|
Taking the example: cmpb $115, %cl
sete %dl
addl %edx, %eax
vs cmpb $115, %cl
jne _run_switches_jmptgt1
mov $1, %dl
_run_switches_jmptgt1:
addl %edx, %eax
The argument about why `jne` might be faster is that that in the former case, the CPU always executes a dependency chain of length 3: `cmpb` -> `sete` -> `addl`. Each of these instructions have to be computed one after the other, as `sete` depends on the result of `cmpb`, and `addl` depends on the result of `sete`.With `jne`, the CPU might predict the branch is not taken, in which case, the dependency chain is
`mov` -> `addl` (the `mov` of an immediate might be handled by register renaming?). Or that it is taken, in which case in which case the dependency chain is just `addl`. I guess you're arguing that the CPU should handle `sete` the same way?
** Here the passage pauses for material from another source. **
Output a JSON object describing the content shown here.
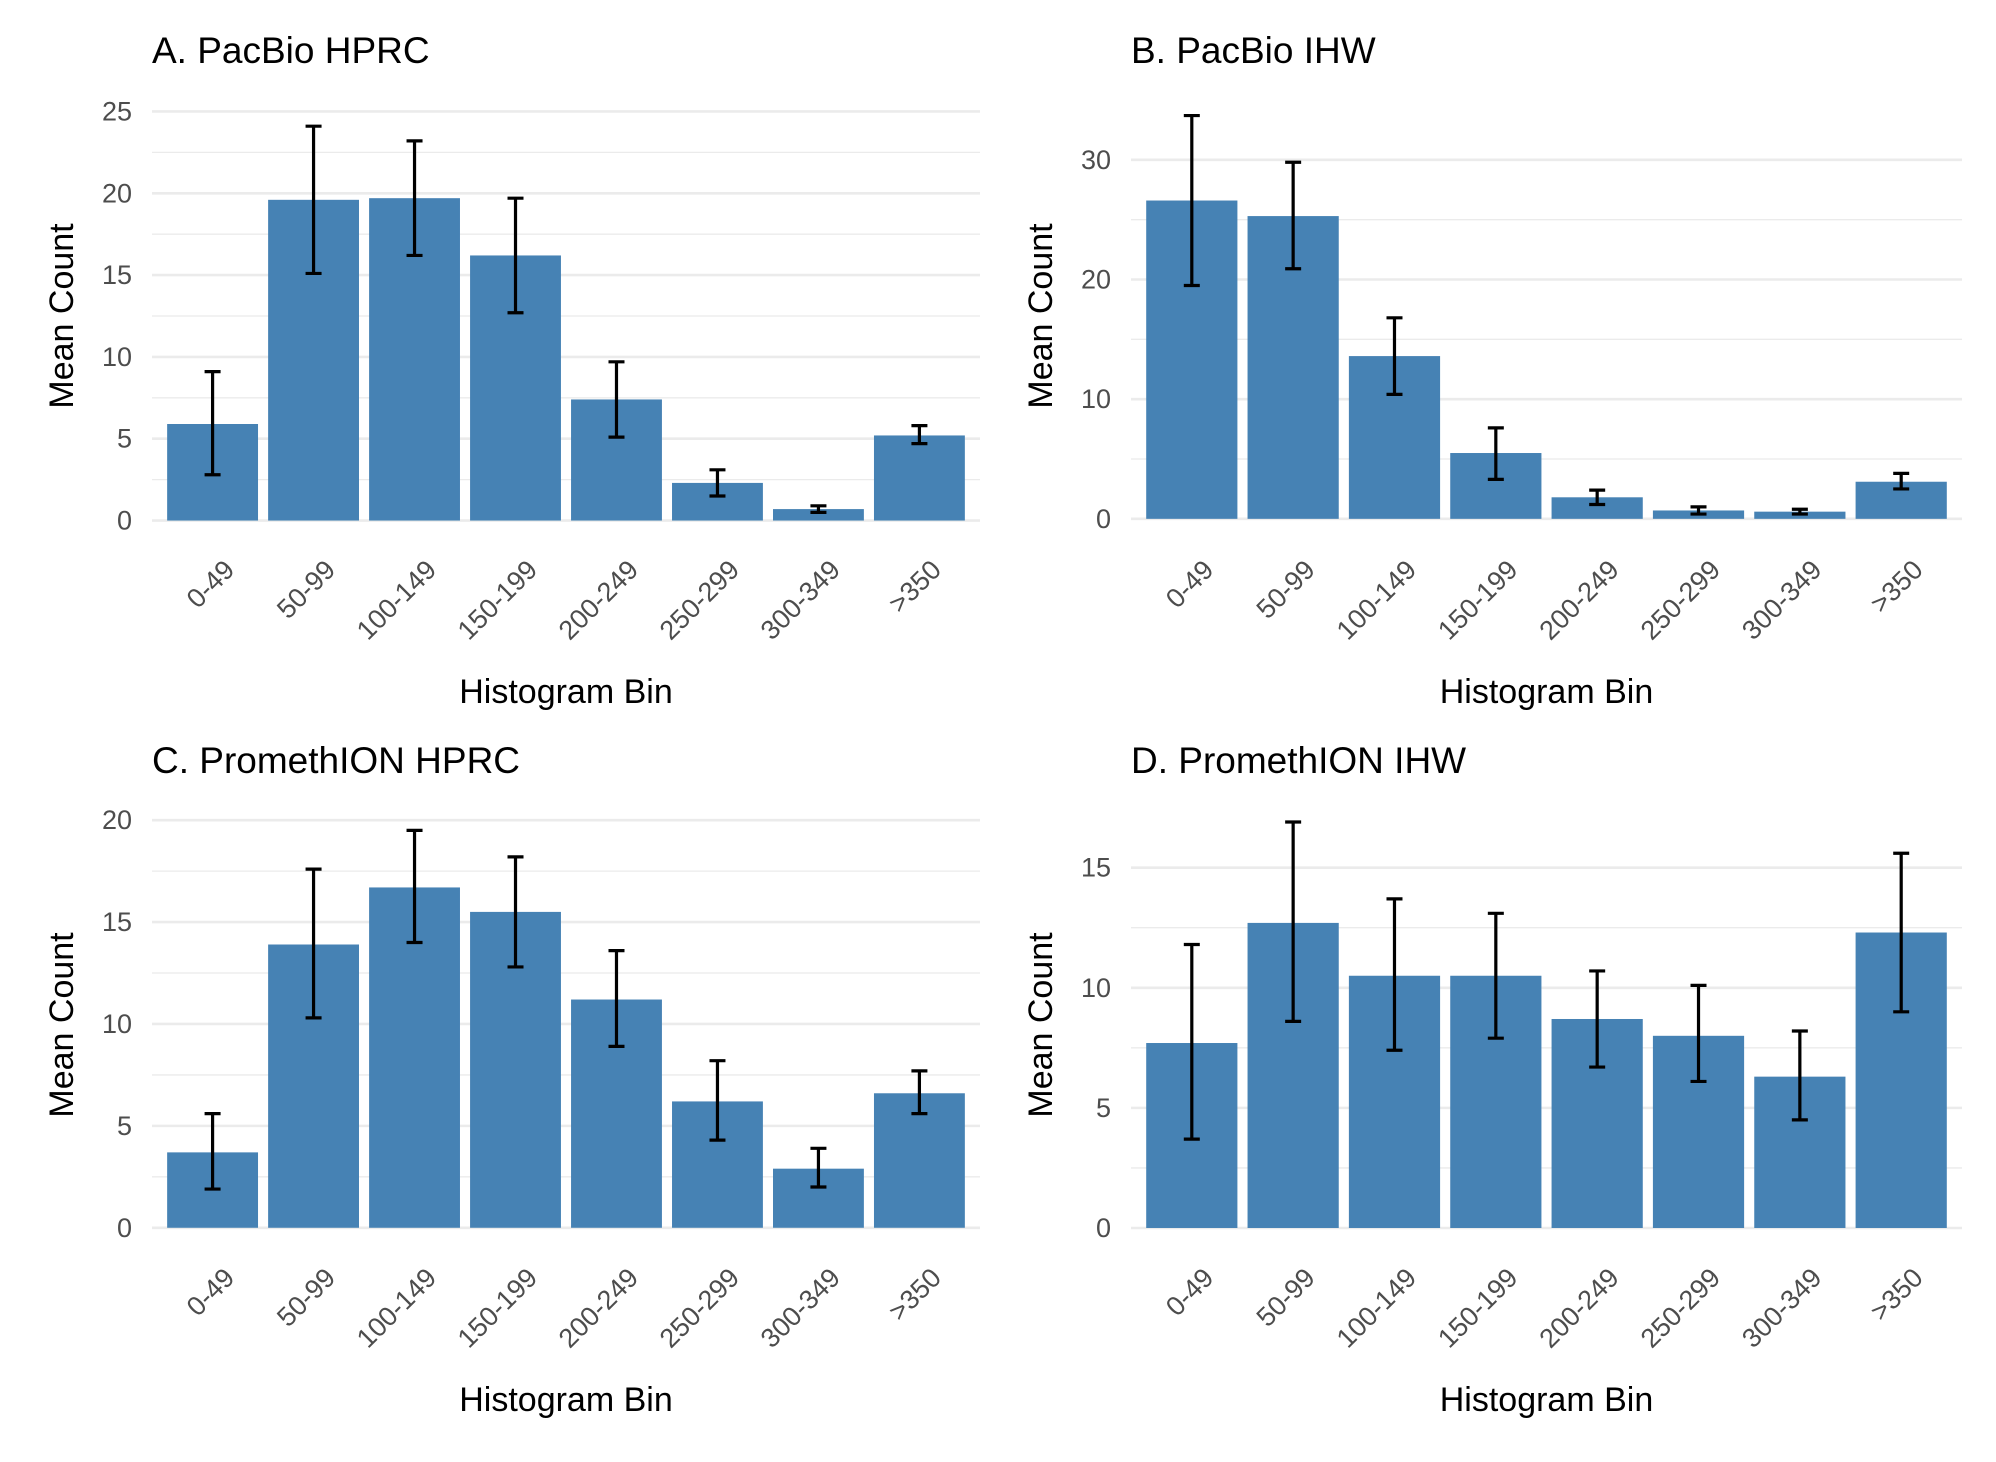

That is, instead of treating `addl` as dependent on the result, predict what `sete` does and start executing `addl` before `sete` finishes, rewinding if that went wrong? |
Microcode can set the EIP register based on its prediction of what the result of cmpb $115, %cl will be.
Why can't it set the EDX register based on its prediction of what the result of cmpb $115, %cl will be?